The family went for coronavirus testing at the Siouxland Community Health Center drive-through site, which confirmed by Sept. 28 that they had the virus, so they knew that reality a week after first feeling ill. Shaiel and Nizsha tested positive for both coronavirus and strep throat, and the girls believe they were the first in their group of friends to get the virus.
"It made me cry. I was nervous about it, when you hear the bad cases about it," Shaiel said.
Sioux City School District officials performed contact tracing on fellow students who had been in proximity to the Flory sisters, and the family doesn't have knowledge on whether some East High or East Middle pupils entered quarantine. The girls did schooling from home for many days, and Shaiel said it was hard to concentrate while being weak.
By Oct. 2 they felt good enough to return to school, then as a precaution waited four more days to do that.
"I think I had it the easiest. My symptoms were not as bad as the others," Nizsha said.
All four members of the Flory family were finally considered not contagious a week ago, which was just in time for the 15th birthday of Nizsha on Oct. 12. Some grandparents brought dozens of blue balloons to the house, and a reporter in their home was present when a specialty birthday cake was delivered.
"Wish I could have more than two bites," said Nathan, who still is wrestling with reduced appetite.
They had planned two quinceañera celebrations, for the rite of passage from girlhood to womanhood, for the 15th birthday of Nizsha. One was to be in Mexico with some family members over the summer, then another this week. Both of those were nixed, so Nizsha will wait until her 16th birthday for those.
Nathan, who works in the corporate office for Tyson Foods, said he has no idea why he was hardest hit in the family. He has a long habit of taking daily vitamins and eating well, but the virus ravaged him, to the point that he lost 10 percent of body weight.
Eventually, Nathan went to the emergency room of a Sioux City hospital at 3 a.m., and by noon the decision had been made to take him by ambulance to a hospital in Omaha.

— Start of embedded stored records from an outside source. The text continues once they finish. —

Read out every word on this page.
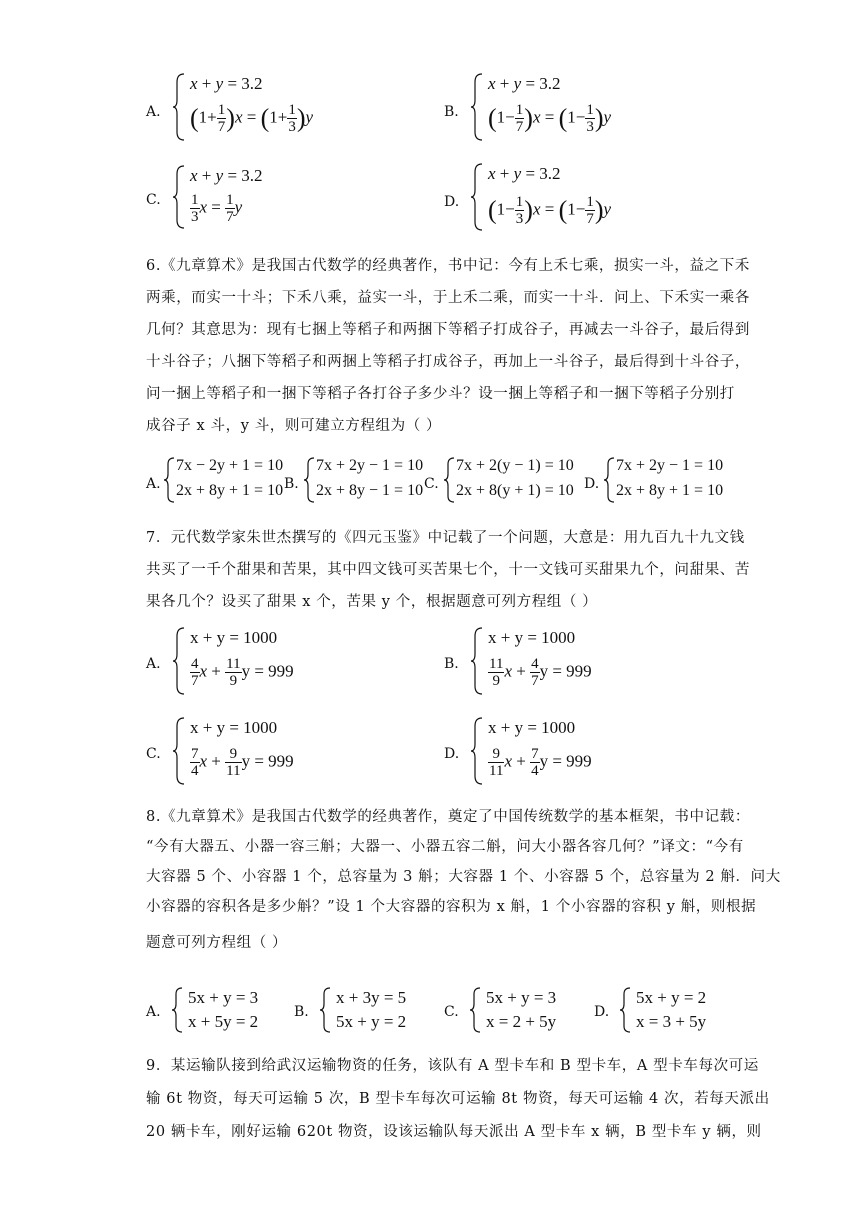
A.
x + y = 3.2
$(1+ \frac{1}{7} )x = (1+ \frac{1}{3} )y$	B.
x + y = 3.2
$(1- \frac{1}{7} )x = (1- \frac{1}{3} )y$
C.
x + y = 3.2
$\frac{1}{3}$ $x = \frac{1}{7}$ y	D.
x + y = 3.2
$(1- \frac{1}{3} )x = (1- \frac{1}{7} )y$
6.《九章算术》是我国古代数学的经典著作，书中记：今有上禾七乘，损实一斗，益之下禾
两乘，而实一十斗；下禾八乘，益实一斗，于上禾二乘，而实一十斗．问上、下禾实一乘各
几何？其意思为：现有七捆上等稻子和两捆下等稻子打成谷子，再减去一斗谷子，最后得到
十斗谷子；八捆下等稻子和两捆上等稻子打成谷子，再加上一斗谷子，最后得到十斗谷子，
问一捆上等稻子和一捆下等稻子各打谷子多少斗？设一捆上等稻子和一捆下等稻子分别打
成谷子 x 斗，y 斗，则可建立方程组为（ ）
A.
7x − 2y + 1 = 10
2x + 8y + 1 = 10 B.
7x + 2y − 1 = 10
2x + 8y − 1 = 10 C.
7x + 2(y − 1) = 10
2x + 8(y + 1) = 10 D.
7x + 2y − 1 = 10
2x + 8y + 1 = 10
7．元代数学家朱世杰撰写的《四元玉鉴》中记载了一个问题，大意是：用九百九十九文钱
共买了一千个甜果和苦果，其中四文钱可买苦果七个，十一文钱可买甜果九个，问甜果、苦
果各几个？设买了甜果 x 个，苦果 y 个，根据题意可列方程组（ ）
A.
x + y = 1000
$\frac{4}{7}$ $x + \frac{11}{9}$ y = 999	B.
x + y = 1000
$\frac{11}{9}$ $x + \frac{4}{7}$ y = 999
C.
x + y = 1000
$\frac{7}{4}$ $x + \frac{9}{11}$ y = 999	D.
x + y = 1000
$\frac{9}{11}$ $x + \frac{7}{4}$ y = 999
8.《九章算术》是我国古代数学的经典著作，奠定了中国传统数学的基本框架，书中记载：
“今有大器五、小器一容三斛；大器一、小器五容二斛，问大小器各容几何？”译文：“今有
大容器 5 个、小容器 1 个，总容量为 3 斛；大容器 1 个、小容器 5 个，总容量为 2 斛．问大
小容器的容积各是多少斛？”设 1 个大容器的容积为 x 斛，1 个小容器的容积 y 斛，则根据
题意可列方程组（ ）
A.
5x + y = 3
x + 5y = 2	B.
x + 3y = 5
5x + y = 2	C.
5x + y = 3
x = 2 + 5y	D.
5x + y = 2
x = 3 + 5y
9．某运输队接到给武汉运输物资的任务，该队有 A 型卡车和 B 型卡车，A 型卡车每次可运
输 6t 物资，每天可运输 5 次，B 型卡车每次可运输 8t 物资，每天可运输 4 次，若每天派出
20 辆卡车，刚好运输 620t 物资，设该运输队每天派出 A 型卡车 x 辆，B 型卡车 y 辆，则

Perla then witnessed a visual that showed pockets of fluid outside his chest cavity, which made her extremely worried.
"I had days of coughing so hard that I would vomit," Nathan said.

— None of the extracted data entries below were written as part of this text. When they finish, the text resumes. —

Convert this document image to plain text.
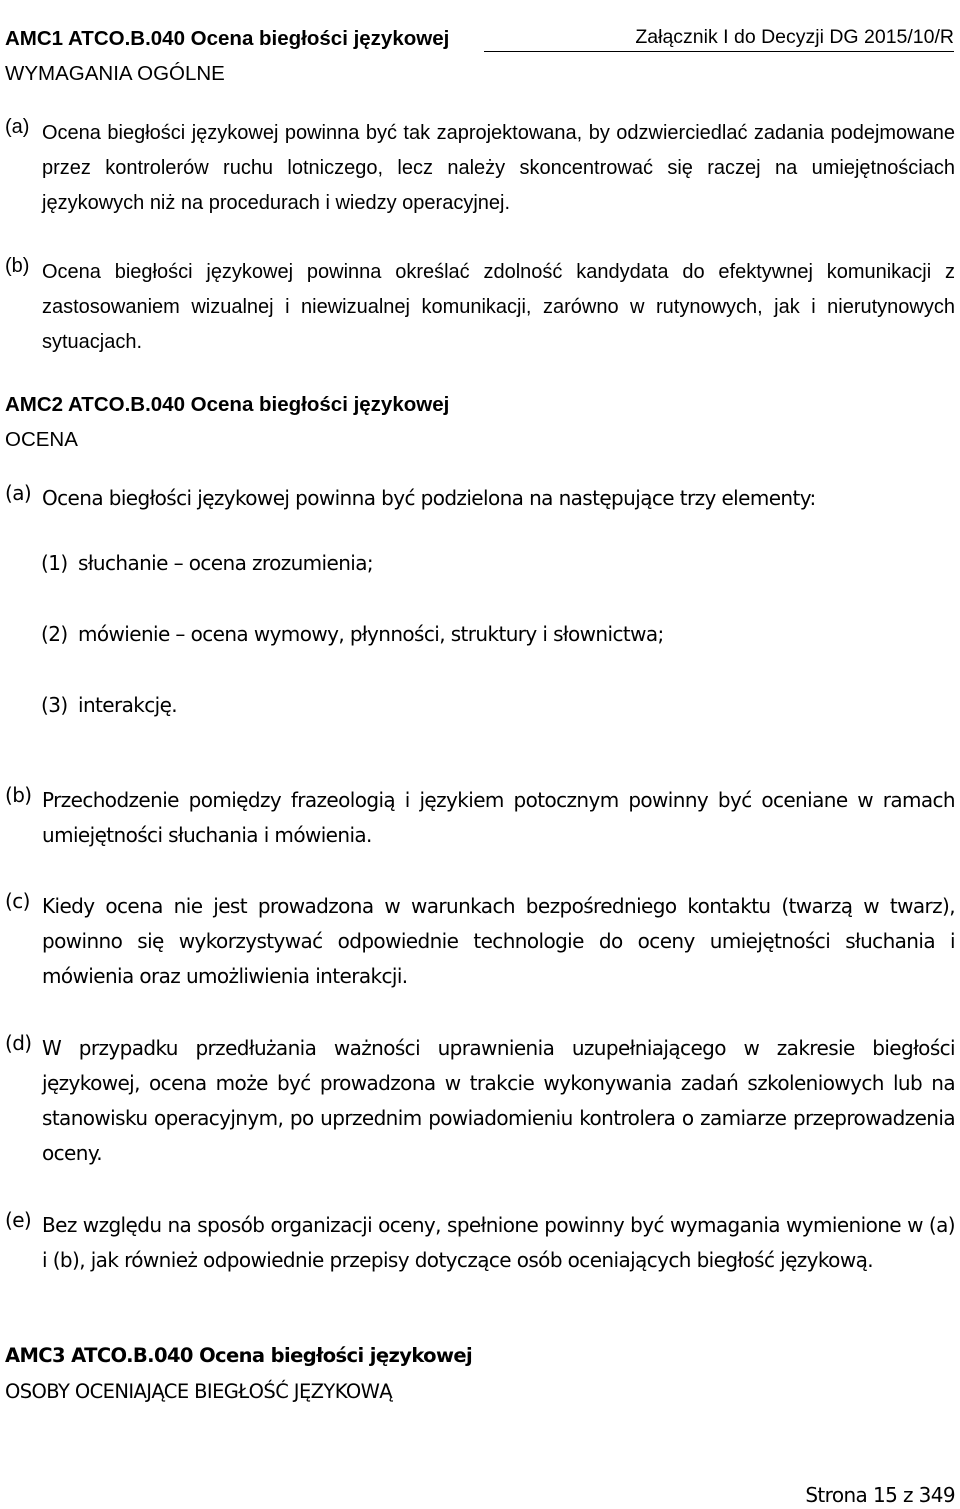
Załącznik I do Decyzji DG 2015/10/R
AMC1 ATCO.B.040 Ocena biegłości językowej
WYMAGANIA OGÓLNE
(a) Ocena biegłości językowej powinna być tak zaprojektowana, by odzwierciedlać zadania podejmowane przez kontrolerów ruchu lotniczego, lecz należy skoncentrować się raczej na umiejętnościach językowych niż na procedurach i wiedzy operacyjnej.
(b) Ocena biegłości językowej powinna określać zdolność kandydata do efektywnej komunikacji z zastosowaniem wizualnej i niewizualnej komunikacji, zarówno w rutynowych, jak i nierutynowych sytuacjach.
AMC2 ATCO.B.040 Ocena biegłości językowej
OCENA
(a) Ocena biegłości językowej powinna być podzielona na następujące trzy elementy:
(1) słuchanie – ocena zrozumienia;
(2) mówienie – ocena wymowy, płynności, struktury i słownictwa;
(3) interakcję.
(b) Przechodzenie pomiędzy frazeologią i językiem potocznym powinny być oceniane w ramach umiejętności słuchania i mówienia.
(c) Kiedy ocena nie jest prowadzona w warunkach bezpośredniego kontaktu (twarzą w twarz), powinno się wykorzystywać odpowiednie technologie do oceny umiejętności słuchania i mówienia oraz umożliwienia interakcji.
(d) W przypadku przedłużania ważności uprawnienia uzupełniającego w zakresie biegłości językowej, ocena może być prowadzona w trakcie wykonywania zadań szkoleniowych lub na stanowisku operacyjnym, po uprzednim powiadomieniu kontrolera o zamiarze przeprowadzenia oceny.
(e) Bez względu na sposób organizacji oceny, spełnione powinny być wymagania wymienione w (a) i (b), jak również odpowiednie przepisy dotyczące osób oceniających biegłość językową.
AMC3 ATCO.B.040 Ocena biegłości językowej
OSOBY OCENIAJĄCE BIEGŁOŚĆ JĘZYKOWĄ
Strona 15 z 349
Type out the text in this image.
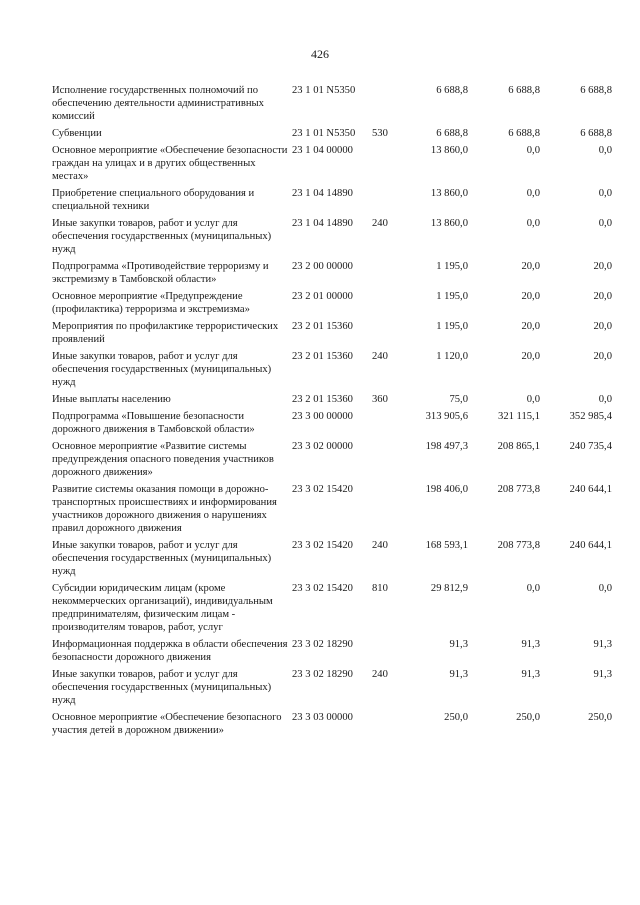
426
Исполнение государственных полномочий по обеспечению деятельности административных комиссий	23 1 01 N5350		6 688,8	6 688,8	6 688,8
Субвенции	23 1 01 N5350	530	6 688,8	6 688,8	6 688,8
Основное мероприятие «Обеспечение безопасности граждан на улицах и в других общественных местах»	23 1 04 00000		13 860,0	0,0	0,0
Приобретение специального оборудования и специальной техники	23 1 04 14890		13 860,0	0,0	0,0
Иные закупки товаров, работ и услуг для обеспечения государственных (муниципальных) нужд	23 1 04 14890	240	13 860,0	0,0	0,0
Подпрограмма «Противодействие терроризму и экстремизму в Тамбовской области»	23 2 00 00000		1 195,0	20,0	20,0
Основное мероприятие «Предупреждение (профилактика) терроризма и экстремизма»	23 2 01 00000		1 195,0	20,0	20,0
Мероприятия по профилактике террористических проявлений	23 2 01 15360		1 195,0	20,0	20,0
Иные закупки товаров, работ и услуг для обеспечения государственных (муниципальных) нужд	23 2 01 15360	240	1 120,0	20,0	20,0
Иные выплаты населению	23 2 01 15360	360	75,0	0,0	0,0
Подпрограмма «Повышение безопасности дорожного движения в Тамбовской области»	23 3 00 00000		313 905,6	321 115,1	352 985,4
Основное мероприятие «Развитие системы предупреждения опасного поведения участников дорожного движения»	23 3 02 00000		198 497,3	208 865,1	240 735,4
Развитие системы оказания помощи в дорожно-транспортных происшествиях и информирования участников дорожного движения о нарушениях правил дорожного движения	23 3 02 15420		198 406,0	208 773,8	240 644,1
Иные закупки товаров, работ и услуг для обеспечения государственных (муниципальных) нужд	23 3 02 15420	240	168 593,1	208 773,8	240 644,1
Субсидии юридическим лицам (кроме некоммерческих организаций), индивидуальным предпринимателям, физическим лицам - производителям товаров, работ, услуг	23 3 02 15420	810	29 812,9	0,0	0,0
Информационная поддержка в области обеспечения безопасности дорожного движения	23 3 02 18290		91,3	91,3	91,3
Иные закупки товаров, работ и услуг для обеспечения государственных (муниципальных) нужд	23 3 02 18290	240	91,3	91,3	91,3
Основное мероприятие «Обеспечение безопасного участия детей в дорожном движении»	23 3 03 00000		250,0	250,0	250,0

He ultimately didn't need surgery, but was put on an anti-nasusea medication, which helped over his three days in the hospital. Through it all, Perla gave the full truth to the girls on what was happening with their father.

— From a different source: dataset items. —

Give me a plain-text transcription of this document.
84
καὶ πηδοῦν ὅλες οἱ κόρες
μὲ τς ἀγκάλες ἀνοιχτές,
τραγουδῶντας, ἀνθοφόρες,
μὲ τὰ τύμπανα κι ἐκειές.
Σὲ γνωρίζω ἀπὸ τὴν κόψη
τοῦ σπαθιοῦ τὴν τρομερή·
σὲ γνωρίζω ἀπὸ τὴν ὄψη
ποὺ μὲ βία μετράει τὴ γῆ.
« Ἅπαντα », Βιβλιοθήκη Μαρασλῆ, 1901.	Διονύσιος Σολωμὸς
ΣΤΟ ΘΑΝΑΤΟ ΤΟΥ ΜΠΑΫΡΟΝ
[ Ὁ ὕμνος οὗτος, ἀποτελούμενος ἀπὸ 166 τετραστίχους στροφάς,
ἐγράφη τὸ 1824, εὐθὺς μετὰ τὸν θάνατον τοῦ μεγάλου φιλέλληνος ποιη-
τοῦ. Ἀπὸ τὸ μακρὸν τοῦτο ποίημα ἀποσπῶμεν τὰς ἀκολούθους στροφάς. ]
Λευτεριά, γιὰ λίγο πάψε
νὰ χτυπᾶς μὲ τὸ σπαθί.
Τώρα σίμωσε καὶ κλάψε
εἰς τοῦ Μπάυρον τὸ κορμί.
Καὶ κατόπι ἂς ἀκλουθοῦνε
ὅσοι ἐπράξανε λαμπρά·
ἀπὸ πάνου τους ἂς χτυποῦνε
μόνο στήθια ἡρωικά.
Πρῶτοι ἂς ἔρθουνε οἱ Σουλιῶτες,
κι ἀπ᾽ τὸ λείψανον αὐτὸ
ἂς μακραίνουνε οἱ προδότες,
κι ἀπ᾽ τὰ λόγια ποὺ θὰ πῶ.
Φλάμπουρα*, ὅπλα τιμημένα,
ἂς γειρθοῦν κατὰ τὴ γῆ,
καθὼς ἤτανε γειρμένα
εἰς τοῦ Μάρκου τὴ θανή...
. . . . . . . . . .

"I am thankful for them. They go with the flow," she said, adding that her daughters have thankfully bought into the necessity of wearing face masks to protect themselves and others.
Perla has lost business due to being down for the count. She operates a business as a certified Spanish court interpreter, providing language services for courts, in jails and medical clinics. Perla could not do that in much volume, which cost the family some income.
With medical appointments over the past week, she didn't book any work, and hopes to resume that in the new week starting Monday. Also, she planned to take part in the Oct. 12 Sioux City School Board meeting, then backed out as it neared that evening.
"I don't know if I reached my limit -- if because of the secondary effects of medicine or what happened -- the intense pain, shakiness, splitting headache came back ... I had to excuse myself. I am always on the go and need to learn to take time to recover," Perla said.
She reflected on how the virus has impacted Siouxland broadly, and also the pupils and employees of the Sioux City School District. Since the third week of schools, coronavirus spread has meant more than a dozen entire class sections needed to move to online instruction, and dozens of employees have tested positive.
That reality, plus her own personal experience with the virus, has made Perla even more vigilant that school board members and district administrators deal appropriately with the impact on pupils and families.
Perla said people can assert that pupils have a youthful vitality to bounce back from the virus, "But you never know."